One year ago today, I wrote my first post for Notebook of Ghosts. People always ask where the name of the blog came from. I have always kept commonplace books about the occult and wanted to translate this very personal activity to a rather public blog. I am so glad I did. I have been introduced to so many online communities: the folklorists, the death positive advocates, and young adult horror writers. My writing has appeared on sites I admire: Dirge Magazine and Death and The Maiden. Twitter has also been supportive and welcoming. Thank you so much for a wonderful, spooky year.

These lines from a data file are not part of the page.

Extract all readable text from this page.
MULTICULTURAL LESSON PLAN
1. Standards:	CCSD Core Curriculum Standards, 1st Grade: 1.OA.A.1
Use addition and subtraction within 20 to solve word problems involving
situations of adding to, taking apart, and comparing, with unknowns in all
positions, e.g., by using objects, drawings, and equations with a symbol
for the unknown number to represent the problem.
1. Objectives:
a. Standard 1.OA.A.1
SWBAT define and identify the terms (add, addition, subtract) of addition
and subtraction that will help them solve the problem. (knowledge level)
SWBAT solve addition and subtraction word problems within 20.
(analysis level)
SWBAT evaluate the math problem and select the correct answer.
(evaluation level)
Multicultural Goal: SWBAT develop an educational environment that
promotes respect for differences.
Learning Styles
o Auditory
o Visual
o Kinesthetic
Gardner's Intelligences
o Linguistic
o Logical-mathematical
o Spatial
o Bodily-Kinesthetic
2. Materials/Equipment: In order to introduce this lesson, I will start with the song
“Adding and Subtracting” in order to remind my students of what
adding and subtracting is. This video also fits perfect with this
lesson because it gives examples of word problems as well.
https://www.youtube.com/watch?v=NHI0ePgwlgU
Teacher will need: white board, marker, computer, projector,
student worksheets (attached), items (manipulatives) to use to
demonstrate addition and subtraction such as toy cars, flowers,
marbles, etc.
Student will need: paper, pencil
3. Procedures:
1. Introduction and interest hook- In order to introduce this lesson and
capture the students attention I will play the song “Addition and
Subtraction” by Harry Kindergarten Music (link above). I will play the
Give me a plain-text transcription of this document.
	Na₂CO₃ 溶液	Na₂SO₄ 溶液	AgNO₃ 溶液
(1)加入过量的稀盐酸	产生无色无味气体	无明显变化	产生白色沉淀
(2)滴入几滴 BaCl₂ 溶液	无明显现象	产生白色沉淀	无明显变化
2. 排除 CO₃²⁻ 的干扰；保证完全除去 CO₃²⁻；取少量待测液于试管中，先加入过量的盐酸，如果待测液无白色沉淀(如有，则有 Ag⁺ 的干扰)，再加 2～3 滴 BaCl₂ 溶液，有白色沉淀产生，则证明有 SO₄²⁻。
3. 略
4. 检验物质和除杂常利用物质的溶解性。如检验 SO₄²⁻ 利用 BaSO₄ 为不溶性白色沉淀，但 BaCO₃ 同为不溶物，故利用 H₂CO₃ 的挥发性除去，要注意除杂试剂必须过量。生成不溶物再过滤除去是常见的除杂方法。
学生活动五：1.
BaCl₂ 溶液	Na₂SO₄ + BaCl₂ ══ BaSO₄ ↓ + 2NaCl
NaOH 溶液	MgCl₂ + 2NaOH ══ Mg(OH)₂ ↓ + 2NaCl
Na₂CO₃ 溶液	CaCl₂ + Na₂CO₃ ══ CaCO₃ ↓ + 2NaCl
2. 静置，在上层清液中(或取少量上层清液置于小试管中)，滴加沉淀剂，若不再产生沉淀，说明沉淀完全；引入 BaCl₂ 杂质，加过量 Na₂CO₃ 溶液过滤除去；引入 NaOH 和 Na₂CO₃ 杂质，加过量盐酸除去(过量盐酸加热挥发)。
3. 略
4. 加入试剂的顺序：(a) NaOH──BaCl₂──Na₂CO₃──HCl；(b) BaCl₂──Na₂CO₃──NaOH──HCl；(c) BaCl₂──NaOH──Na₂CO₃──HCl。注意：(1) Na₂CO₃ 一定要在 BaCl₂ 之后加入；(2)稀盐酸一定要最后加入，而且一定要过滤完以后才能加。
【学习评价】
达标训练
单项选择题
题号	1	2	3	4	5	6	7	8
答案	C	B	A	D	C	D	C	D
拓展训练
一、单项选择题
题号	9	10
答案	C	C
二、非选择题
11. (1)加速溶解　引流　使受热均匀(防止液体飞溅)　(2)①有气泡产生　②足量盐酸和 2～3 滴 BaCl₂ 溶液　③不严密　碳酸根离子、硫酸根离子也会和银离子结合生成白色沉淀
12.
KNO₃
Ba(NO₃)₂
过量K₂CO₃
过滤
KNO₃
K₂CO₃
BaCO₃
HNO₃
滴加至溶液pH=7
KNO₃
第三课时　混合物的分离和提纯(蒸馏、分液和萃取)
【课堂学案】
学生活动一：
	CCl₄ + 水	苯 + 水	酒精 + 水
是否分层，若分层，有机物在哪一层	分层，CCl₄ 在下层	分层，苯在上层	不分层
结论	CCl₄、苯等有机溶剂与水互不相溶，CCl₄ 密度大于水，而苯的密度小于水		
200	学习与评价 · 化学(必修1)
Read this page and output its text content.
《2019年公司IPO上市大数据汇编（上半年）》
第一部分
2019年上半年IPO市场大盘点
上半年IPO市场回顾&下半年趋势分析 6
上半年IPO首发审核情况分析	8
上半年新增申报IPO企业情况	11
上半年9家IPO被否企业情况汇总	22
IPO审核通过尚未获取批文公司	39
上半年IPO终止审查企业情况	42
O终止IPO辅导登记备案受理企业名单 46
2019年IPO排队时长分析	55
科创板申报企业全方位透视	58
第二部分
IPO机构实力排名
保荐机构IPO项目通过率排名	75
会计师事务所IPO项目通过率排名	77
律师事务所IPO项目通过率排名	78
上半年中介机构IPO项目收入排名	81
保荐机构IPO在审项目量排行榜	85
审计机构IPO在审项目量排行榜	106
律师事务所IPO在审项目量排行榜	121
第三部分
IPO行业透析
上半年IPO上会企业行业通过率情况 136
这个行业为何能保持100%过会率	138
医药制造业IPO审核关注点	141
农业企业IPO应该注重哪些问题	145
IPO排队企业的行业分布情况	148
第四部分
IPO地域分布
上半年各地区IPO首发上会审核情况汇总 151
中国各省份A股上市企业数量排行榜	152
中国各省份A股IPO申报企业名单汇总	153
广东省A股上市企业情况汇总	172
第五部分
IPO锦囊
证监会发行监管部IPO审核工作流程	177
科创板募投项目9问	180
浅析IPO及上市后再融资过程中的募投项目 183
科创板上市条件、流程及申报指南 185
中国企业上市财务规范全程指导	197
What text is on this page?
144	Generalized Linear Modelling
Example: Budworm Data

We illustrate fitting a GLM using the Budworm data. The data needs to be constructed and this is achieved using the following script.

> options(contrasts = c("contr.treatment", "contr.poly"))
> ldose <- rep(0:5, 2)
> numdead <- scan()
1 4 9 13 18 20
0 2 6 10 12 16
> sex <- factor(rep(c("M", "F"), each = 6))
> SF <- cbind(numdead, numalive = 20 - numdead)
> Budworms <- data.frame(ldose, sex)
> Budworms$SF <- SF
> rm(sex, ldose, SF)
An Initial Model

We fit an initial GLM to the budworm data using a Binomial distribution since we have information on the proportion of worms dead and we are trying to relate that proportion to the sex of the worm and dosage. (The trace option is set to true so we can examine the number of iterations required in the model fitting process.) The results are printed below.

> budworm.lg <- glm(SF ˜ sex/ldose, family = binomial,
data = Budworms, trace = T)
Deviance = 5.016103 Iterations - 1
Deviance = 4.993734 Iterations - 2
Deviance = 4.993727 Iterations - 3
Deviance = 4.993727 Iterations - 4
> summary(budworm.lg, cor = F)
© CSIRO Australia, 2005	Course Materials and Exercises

Before I start 2017 with a new post, I wanted to look back on some of my favorite posts!

Favorite Posts

Favorite Cemetery Visits (Indiana)

What’s Next?

This year, I have several blog-related (and personal) goals, including:

  • Sharing more images from my commonplace book (on the blog and Instagram)
  • Writing more substantial (and maybe less frequent) blog posts
  • Visiting more cemeteries (and hopefully Salem, MA)
  • Reading as many ghost stories in literature as possible
  • (Maybe) Bringing back my Pinterest page

This blog, and the communities attached to it, will keep me going in the frightening political climate of America (to be frank). When I write, I hide; this year won’t be any different. I will savor the moments when I’m in my office with candles lit and a blank notebook page, ready for a new ghostly adventure.